The Joy Of Gardening
That title could just as appropriately be The Pain of Gardening. But by mid-June, when the hard post-winter work is done and the annuals are all planted, you can begin to enjoy the fruits of your labours. Or the flowers of your labours in my case since I grow neither fruits nor vegetables.
Gardening, like walking, is a very natural form of exercise, unlike jogging or working out at the gym. And we've been seriously cultivating plants since at least the Neolithic Revolution, although admittedly that's only the other day in the life of the planet.
There's an elemental, atavistic pleasure in working with the soil. This is as low-tech as you can get in a relentlessly hi-tech age.
It's not an original thing to say, but growing plants from seed is to witness a small miracle. Working with the basic elements that allow life to exist on this planet, a lifeless husk that has sat in a packet for months or years springs to life and becomes something of astonishing beauty that supports myriad other forms of life. And you're reminded that it was the co-existence of particular elements within a very narrow temperature range that made this a living planet, unlike those in our immediate vicinity in this tiny corner of the cosmos.
Gardening is also an activity that runs counter to the spirit of the times because it's a long-term project in an age of instant everything. You Can't Hurry Love sang The Supremes. And you can't hurry nature either. Like Eartha Kitt's Englishman, nature takes its time.
Take my Foxgloves. Well no, keep your thieving hands off them! I grew them from seed two years ago. They started life indoors, were then potted up and eventually planted out. But it has taken a full two years since I first tore open the seed packet for them to flower. As these pictures show, it was worth the wait.
As woodland plants, Foxgloves are one of the few flowering plants that thrive in shade, even total shade, which is why I put them in a section of garden where a high wall and a large tree mostly obscure the sun.

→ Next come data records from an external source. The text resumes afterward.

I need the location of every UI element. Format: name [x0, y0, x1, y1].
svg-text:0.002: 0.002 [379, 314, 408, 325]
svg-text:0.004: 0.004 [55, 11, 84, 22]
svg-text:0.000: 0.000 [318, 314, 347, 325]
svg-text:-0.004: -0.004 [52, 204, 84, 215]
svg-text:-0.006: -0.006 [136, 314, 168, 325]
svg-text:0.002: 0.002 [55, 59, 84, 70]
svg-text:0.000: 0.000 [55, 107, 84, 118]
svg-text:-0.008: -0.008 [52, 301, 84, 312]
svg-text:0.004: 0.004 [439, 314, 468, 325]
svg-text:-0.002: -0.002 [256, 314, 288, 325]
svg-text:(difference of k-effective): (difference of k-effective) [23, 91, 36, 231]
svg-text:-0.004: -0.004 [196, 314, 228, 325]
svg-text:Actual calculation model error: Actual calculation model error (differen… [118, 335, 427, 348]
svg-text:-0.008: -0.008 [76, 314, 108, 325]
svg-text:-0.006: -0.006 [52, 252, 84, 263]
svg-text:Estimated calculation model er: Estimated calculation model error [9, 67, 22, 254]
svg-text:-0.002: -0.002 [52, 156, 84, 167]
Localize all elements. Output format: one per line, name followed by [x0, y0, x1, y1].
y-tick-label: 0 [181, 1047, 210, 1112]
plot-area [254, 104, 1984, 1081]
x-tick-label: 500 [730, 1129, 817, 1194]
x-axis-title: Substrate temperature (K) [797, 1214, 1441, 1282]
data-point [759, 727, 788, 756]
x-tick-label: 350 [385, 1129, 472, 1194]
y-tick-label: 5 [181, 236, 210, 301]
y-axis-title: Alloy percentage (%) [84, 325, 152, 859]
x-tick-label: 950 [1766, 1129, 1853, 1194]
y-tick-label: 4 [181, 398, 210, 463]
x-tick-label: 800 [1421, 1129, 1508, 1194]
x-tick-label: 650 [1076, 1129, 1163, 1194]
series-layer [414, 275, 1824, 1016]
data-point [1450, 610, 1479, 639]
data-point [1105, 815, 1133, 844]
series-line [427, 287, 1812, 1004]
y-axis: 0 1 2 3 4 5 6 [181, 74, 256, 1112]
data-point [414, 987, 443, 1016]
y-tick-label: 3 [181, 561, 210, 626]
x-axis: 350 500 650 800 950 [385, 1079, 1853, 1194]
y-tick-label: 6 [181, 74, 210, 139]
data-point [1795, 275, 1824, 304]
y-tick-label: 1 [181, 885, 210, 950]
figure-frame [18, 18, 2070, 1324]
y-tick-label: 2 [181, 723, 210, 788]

For those with more than a passing interest in such things, these are a traditional variety called Glittering Prizes and grow to a height of 5 feet. Messrs Thompson and Morgan, official seed suppliers to Lupin Towers, will part with a packet of seeds for a paltry sum of money.
The flowers have large blotched throats which are even more striking on the paler varieties of flower.
They look good at the back of the border, mingling with Lupins, Delphiniums and other tall plants.
Bees love them and disappear completely inside the long throats of the flowers - especially if a strange man is pointing a Fuji Finepix at them.
4 Comments:
Oooh, beautiful!
A friend gave me the gift of some young foxgloves recently, which she had lovingly grown from seed.
I shall have to remember to plant them in The Forgotten Bit around the back. Shade is aplenty there.
Actually, they can cope with quite a lot of sun as well, clever things.
Thanks for your other comments which I'll reply to in due course. But the blog's been a bit busy lately and the garden keeps needing watering.
Lovely absolutely lovely. I WISH I could get things to grow but I seem to have a black thumb and kill plants with disturbing regularity.
I think a lot of it comes down to treating plants as you would animals or people - but not in a crazy way by talking to them, although they do have the merit of not taking offence or answering back. But if you don't feel seriously guilty when you forget to water or feed them, you'll probably never succeed as a gardener.